A curious rivalry has developed over the relative merits of our second and third presidents. Thomas Jefferson, the third president, credited with the authorship of the Declaration of Independence and ordering the Louisiana Purchase and the Lewis and Clark Expedition, has always been listed among the greats.
John Adams, the second president, often overlooked and slighted by history, came to current prominence in two recent books, David McCullough’s best-selling biography, “John Adams,” and Joseph Ellis’ Pulitzer Prize winning “Founding Brothers.” Both writers consider Adams underrated, and McCullough calls Jefferson seriously overrated.
This new veneration of Adams, sometimes at Jefferson’s expense, brought a sharp outcry from Floyd Abrams, a constitutional lawyer. In a New York Times op-ed piece, Abrams accused both authors of understating the significance of Adams’ decision to sign and then enforce the Sedition Act of 1798. This repressive law, said Abrams, was a carefully crafted political weapon aimed by Adams’ Federalists at Jefferson’s Republicans, the antecedent of the present-day Democratic Party. It made it a crime to defame the United States government or its top officials by bringing them into “contempt or disrepute” among “the good people of the United States.”
The act was used to repress Republican speech. Journalists were indicted and convicted, and some Republican newspapers were forced out of business. Jefferson wrote that the law was the product of “a reign of witches” and was “an experiment on the American mind to see how far it will bear an avowed violation of the Constitution.”
Adams advocates rushed to his defense in letters to the editor. Richard Brookhiser, a biographer of Alexander Hamilton and George Washington, wrote that Jefferson supported even more stringent state sedition laws and used them against journalists of the rival Federalist Party. Brookhiser quoted Jefferson as having written privately that “a few prosecutions of the most prominent [Federalist] offenders would have a wholesome effect in restoring the integrity of the process.”

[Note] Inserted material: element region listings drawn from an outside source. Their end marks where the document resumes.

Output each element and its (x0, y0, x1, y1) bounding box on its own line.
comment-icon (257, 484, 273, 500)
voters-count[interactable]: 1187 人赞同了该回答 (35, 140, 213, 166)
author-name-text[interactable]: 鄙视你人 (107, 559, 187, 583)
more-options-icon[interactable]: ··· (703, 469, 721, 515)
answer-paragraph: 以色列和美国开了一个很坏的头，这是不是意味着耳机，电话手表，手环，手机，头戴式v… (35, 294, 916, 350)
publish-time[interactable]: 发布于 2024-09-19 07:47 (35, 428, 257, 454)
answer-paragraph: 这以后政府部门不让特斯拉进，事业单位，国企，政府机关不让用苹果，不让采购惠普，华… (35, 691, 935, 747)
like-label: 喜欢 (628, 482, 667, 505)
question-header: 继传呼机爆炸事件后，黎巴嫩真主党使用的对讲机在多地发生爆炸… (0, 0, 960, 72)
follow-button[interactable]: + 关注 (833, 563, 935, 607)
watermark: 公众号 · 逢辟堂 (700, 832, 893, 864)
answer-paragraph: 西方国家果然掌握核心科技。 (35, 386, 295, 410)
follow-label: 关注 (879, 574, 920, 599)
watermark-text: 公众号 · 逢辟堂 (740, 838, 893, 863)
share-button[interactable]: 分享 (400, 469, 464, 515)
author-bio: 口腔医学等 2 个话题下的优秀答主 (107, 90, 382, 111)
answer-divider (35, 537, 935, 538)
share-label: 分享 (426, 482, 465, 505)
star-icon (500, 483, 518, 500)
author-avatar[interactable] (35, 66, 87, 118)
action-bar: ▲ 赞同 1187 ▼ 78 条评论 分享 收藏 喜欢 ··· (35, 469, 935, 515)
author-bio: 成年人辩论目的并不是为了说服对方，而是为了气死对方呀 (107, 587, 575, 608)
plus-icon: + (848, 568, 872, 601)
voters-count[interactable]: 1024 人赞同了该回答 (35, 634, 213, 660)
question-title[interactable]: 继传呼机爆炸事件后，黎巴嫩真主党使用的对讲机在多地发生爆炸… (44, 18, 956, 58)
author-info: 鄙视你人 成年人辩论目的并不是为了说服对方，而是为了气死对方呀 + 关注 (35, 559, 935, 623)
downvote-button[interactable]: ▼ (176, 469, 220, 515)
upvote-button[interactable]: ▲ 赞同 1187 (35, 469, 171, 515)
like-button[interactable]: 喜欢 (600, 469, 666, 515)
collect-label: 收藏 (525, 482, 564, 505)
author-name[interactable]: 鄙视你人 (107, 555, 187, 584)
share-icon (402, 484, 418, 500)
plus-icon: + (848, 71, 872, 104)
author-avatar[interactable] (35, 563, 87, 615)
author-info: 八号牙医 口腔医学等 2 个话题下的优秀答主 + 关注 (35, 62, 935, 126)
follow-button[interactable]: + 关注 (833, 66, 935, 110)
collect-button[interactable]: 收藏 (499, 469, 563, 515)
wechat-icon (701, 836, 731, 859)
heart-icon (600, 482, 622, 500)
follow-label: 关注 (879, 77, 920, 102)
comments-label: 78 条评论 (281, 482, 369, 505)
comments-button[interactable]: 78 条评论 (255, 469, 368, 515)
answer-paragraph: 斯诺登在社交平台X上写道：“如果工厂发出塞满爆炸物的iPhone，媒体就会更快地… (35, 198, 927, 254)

Both sides are right. After two centuries, we can see that both Adams and Jefferson fell short in respect for the First Amendment guarantees of free speech and free press. But presidents can never be the best defenders of these freedoms, since they tend to be preoccupied with gaining and retaining office. The best hope for maintaining a free and independent press lies in the American people as a whole and in the press itself, supported by a court system that puts principle ahead of partisanship.
After the agonizing failure of the Bay of Pigs invasion of Cuba, President John F. Kennedy looked for ways to prosecute newspapers that had published even limited reports of the invasion plans. Mr. Kennedy later said that he was wrong and that fuller advance disclosure could have saved his administration from a disastrous defeat.
So don’t be too hard on Adams and Jefferson. List them both among the great. They were just doing what most presidents are tempted to do. That’s a good reason why we have a free press and an independent court system.